I have this sequence of random variables: $$X_{1}(w) = \mathbb{1}_{(1/2,1]}(w), X_{2}(w) = \mathbb{1}_{(0,1/2]}(w), X_{3}(w) = \mathbb{1}_{(3/4,1]}(w), X_{4}(w) = \mathbb{1}_{(1/2,3/4]}(w) ...$$
I know and I understand that this sequence converges in Probability: $P(|X_{n}|>0) \longrightarrow 0$, $\textbf{but not almost sure}$, because since for any $\omega \in (0,1]$ and $N \in \mathbb{N}$ there exist $\textbf{n}$, $\textbf{m} \geq N$ such that $X_{n} = 1$ and $X_{m} = 0$.
But Why this sequence bellow converges to $0$ almost surely?
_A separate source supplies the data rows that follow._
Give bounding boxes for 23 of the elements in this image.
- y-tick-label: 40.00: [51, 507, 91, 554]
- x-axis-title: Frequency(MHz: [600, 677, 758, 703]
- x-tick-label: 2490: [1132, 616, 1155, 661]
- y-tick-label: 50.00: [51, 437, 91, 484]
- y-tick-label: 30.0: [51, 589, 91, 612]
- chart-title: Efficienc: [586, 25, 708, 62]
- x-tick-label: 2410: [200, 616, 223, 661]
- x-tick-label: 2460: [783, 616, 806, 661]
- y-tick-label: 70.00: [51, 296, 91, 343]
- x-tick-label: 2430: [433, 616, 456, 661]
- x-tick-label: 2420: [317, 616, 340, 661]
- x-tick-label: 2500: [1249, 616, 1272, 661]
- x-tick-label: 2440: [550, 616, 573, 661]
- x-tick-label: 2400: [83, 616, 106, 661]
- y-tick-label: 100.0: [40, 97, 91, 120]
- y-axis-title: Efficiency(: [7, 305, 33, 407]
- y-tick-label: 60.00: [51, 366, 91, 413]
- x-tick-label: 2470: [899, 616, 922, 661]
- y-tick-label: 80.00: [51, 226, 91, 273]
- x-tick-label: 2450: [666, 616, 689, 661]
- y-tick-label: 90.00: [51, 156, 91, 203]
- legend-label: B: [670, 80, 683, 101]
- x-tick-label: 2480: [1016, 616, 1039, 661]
$$Y_{1}(w) = \mathbb{1}_{(0,1/2]}(w), Y_{2}(w) = \mathbb{1}_{(0,1/2]}(w), Y_{3}(w) = \mathbb{1}_{(0,1/4]}(w), Y_{4}(w) = \mathbb{1}_{(0,1/4]}(w) ...$$
Thanks guys!
So the probability space we're working on is $\Omega = (0, 1]$. Note for any $\omega \in \Omega$, there exists $K$ such that we have $\frac{1}{k} < \omega$ for all $k \geq K$. In particular if $Y (\omega)= 1_{(0, 1/k]}(\omega)$ then $Y(\omega) = 0$. Eventually all the $Y$'s take the form $1_{(0, 1/k]}$ for $k \geq K$, hence $\lim_n Y_n(\omega) = 0$ for all $\omega \in \Omega$. This gives almost sure convergence.
In this case we showed convergence for all $\omega \in \Omega$ but you actually only show it for all $\omega \in \Omega_0$ where $\Omega_0 \subset \Omega$ is of probability 1.